Allows applications to provide an external subset for documents that don't explicitly define one. Documents with DOCTYPE declarations that omit an external subset can thus augment the declarations available for validation, entity processing, and attribute processing (normalization, defaulting, and reporting types including ID). This augmentation is reported through the
startDTD()
method as if the document text had originally included the external subset; this callback is made before any internal subset data or errors are reported.
This method can also be used with documents that have no DOCTYPE declaration. When the root element is encountered, but no DOCTYPE declaration has been seen, this method is invoked. If it returns a value for the external subset, that root element is declared to be the root element, giving the effect of splicing a DOCTYPE declaration at the end the prolog of a document that could not otherwise be valid. The sequence of parser callbacks in that case logically resembles this:
... comments and PIs from the prolog (as usual)
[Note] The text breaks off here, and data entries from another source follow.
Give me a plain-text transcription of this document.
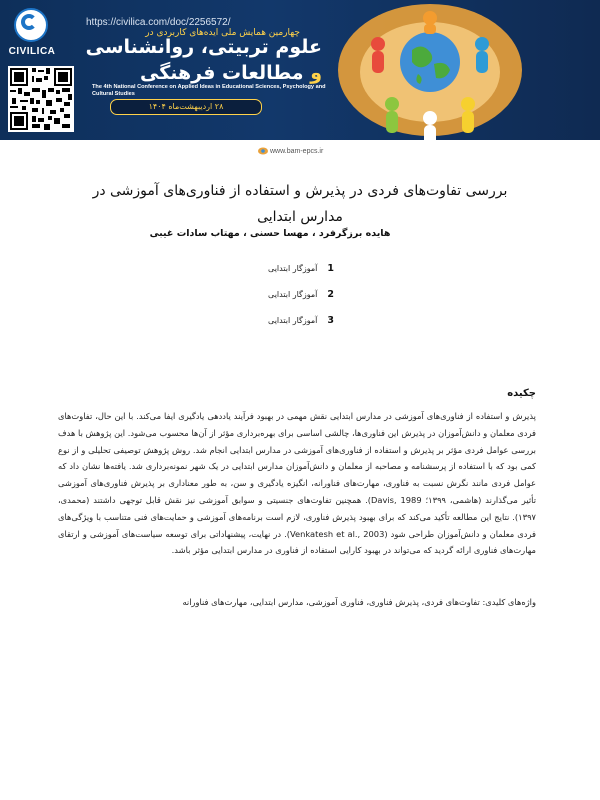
CIVILICA
https://civilica.com/doc/2256572/
چهارمین همایش ملی ایده‌های کاربردی در
علوم تربیتی، روانشناسی
و مطالعات فرهنگی
The 4th National Conference on Applied Ideas in Educational Sciences, Psychology and Cultural Studies
۲۸ اردیبهشت‌ماه ۱۴۰۴
www.bam-epcs.ir
بررسی تفاوت‌های فردی در پذیرش و استفاده از فناوری‌های آموزشی در مدارس ابتدایی
هایده برزگرفرد ، مهسا حسنی ، مهتاب سادات غیبی
1آموزگار ابتدایی
2آموزگار ابتدایی
3آموزگار ابتدایی
چکیده
پذیرش و استفاده از فناوری‌های آموزشی در مدارس ابتدایی نقش مهمی در بهبود فرآیند یاددهی یادگیری ایفا می‌کند. با این حال، تفاوت‌های فردی معلمان و دانش‌آموزان در پذیرش این فناوری‌ها، چالشی اساسی برای بهره‌برداری مؤثر از آن‌ها محسوب می‌شود. این پژوهش با هدف بررسی عوامل فردی مؤثر بر پذیرش و استفاده از فناوری‌های آموزشی در مدارس ابتدایی انجام شد. روش پژوهش توصیفی تحلیلی و از نوع کمی بود که با استفاده از پرسشنامه و مصاحبه از معلمان و دانش‌آموزان مدارس ابتدایی در یک شهر نمونه‌برداری شد. یافته‌ها نشان داد که عوامل فردی مانند نگرش نسبت به فناوری، مهارت‌های فناورانه، انگیزه یادگیری و سن، به طور معناداری بر پذیرش فناوری‌های آموزشی تأثیر می‌گذارند (هاشمی، ۱۳۹۹؛ Davis, 1989). همچنین تفاوت‌های جنسیتی و سوابق آموزشی نیز نقش قابل توجهی داشتند (محمدی، ۱۳۹۷). نتایج این مطالعه تأکید می‌کند که برای بهبود پذیرش فناوری، لازم است برنامه‌های آموزشی و حمایت‌های فنی متناسب با ویژگی‌های فردی معلمان و دانش‌آموزان طراحی شود (Venkatesh et al., 2003). در نهایت، پیشنهاداتی برای توسعه سیاست‌های آموزشی و ارتقای مهارت‌های فناوری ارائه گردید که می‌تواند در بهبود کارایی استفاده از فناوری در مدارس ابتدایی مؤثر باشد.
واژه‌های کلیدی: تفاوت‌های فردی، پذیرش فناوری، فناوری آموزشی، مدارس ابتدایی، مهارت‌های فناورانه
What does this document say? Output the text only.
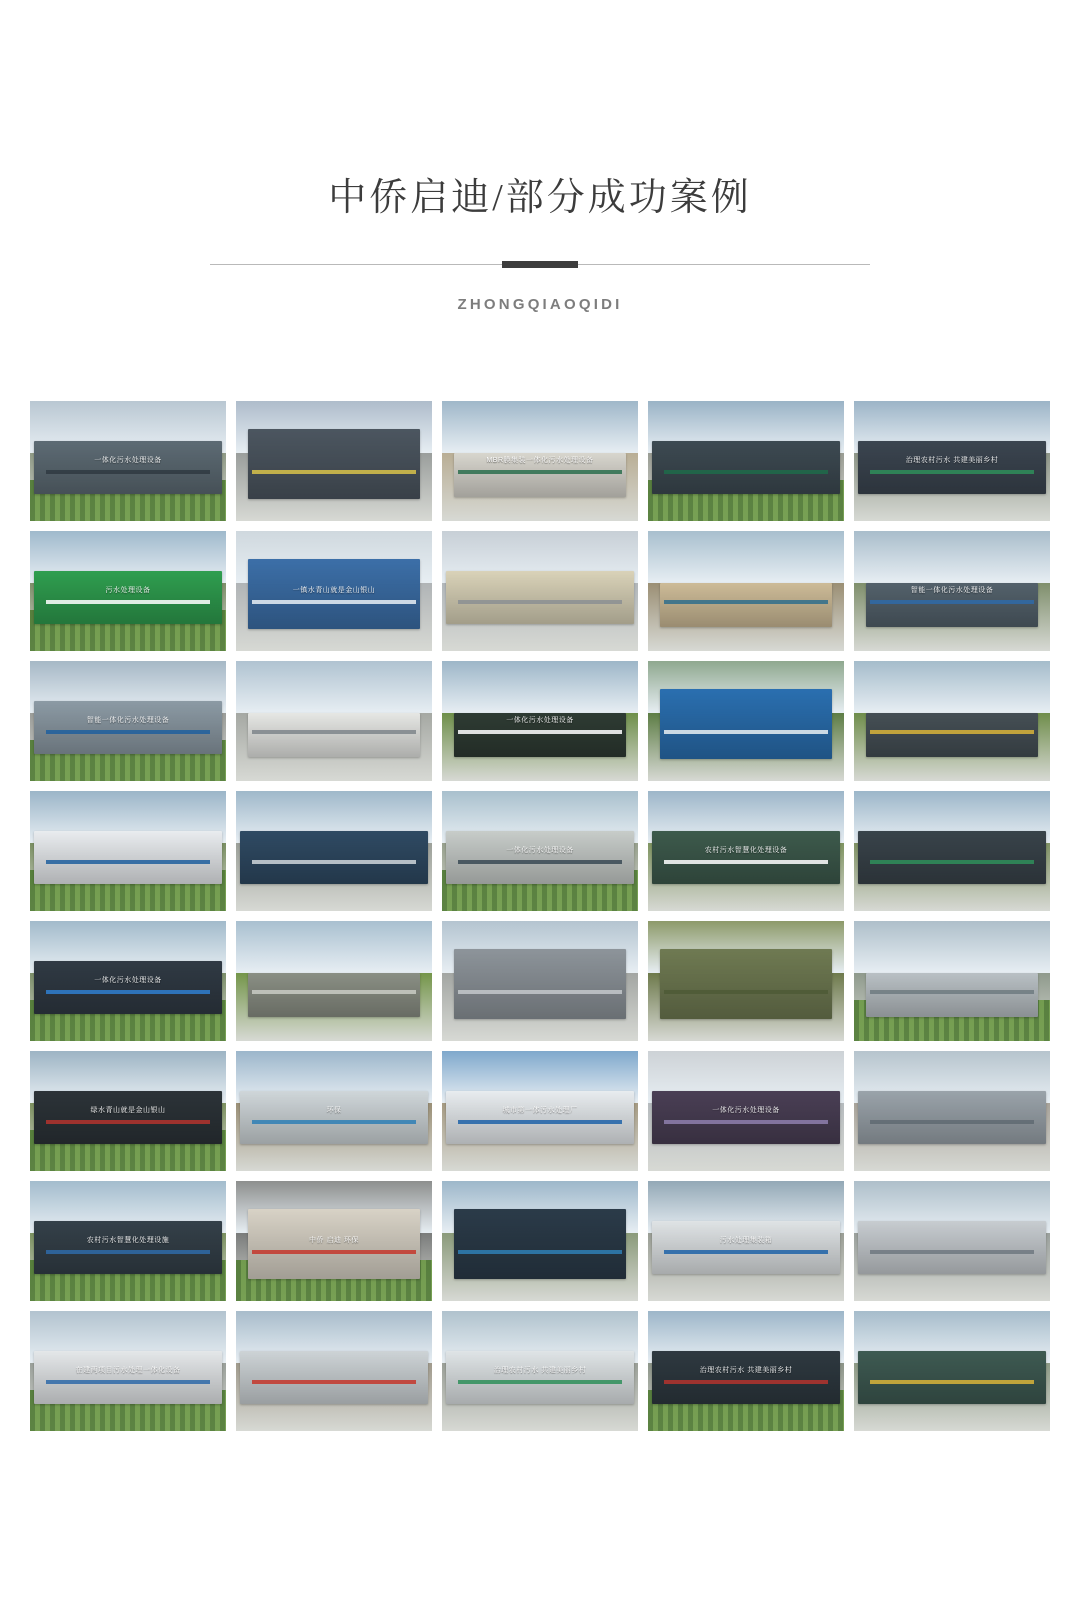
中侨启迪/部分成功案例
ZHONGQIAOQIDI
一体化污水处理设备	MBR膜集装一体化污水处理设备	治理农村污水 共建美丽乡村
污水处理设备	一镇水青山就是金山银山	智能一体化污水处理设备
智能一体化污水处理设备	一体化污水处理设备
一体化污水处理设备	农村污水智慧化处理设备
一体化污水处理设备
绿水青山就是金山银山	环保	城市第一体污水处理厂	一体化污水处理设备
农村污水智慧化处理设施	中侨 启迪 环保	污水处理集装箱
在建两项目污水处理一体化设备	治理农村污水 共建美丽乡村	治理农村污水 共建美丽乡村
startDTD ("rootName", source.getPublicId (), source.getSystemId ());
startEntity ("[dtd]");
... declarations, comments, and PIs from the external subset
endEntity ("[dtd]");
endDTD ();
... then the rest of the document (as usual)
startElement (..., "rootName", ...);
Note that the InputSource gets no further resolution. Implementations of this method may wish to invoke resolveEntity()
to gain benefits such as use of local caches of DTD entities. Also, this method will never be used by a (non-validating) processor that is not including external parameter entities.
Uses for this method include facilitating data validation when interoperating with XML processors that would always require undesirable network accesses for external entities, or which for other reasons adopt a "no DTDs" policy. Non-validation motives include forcing documents to include DTDs so that attributes are handled consistently. For example, an XPath processor needs to know which attributes have type "ID" before it can process a widely used type of reference.
Warning: Returning an external subset modifies the input document. By providing definitions for general entities, it can make a malformed document appear to be well formed.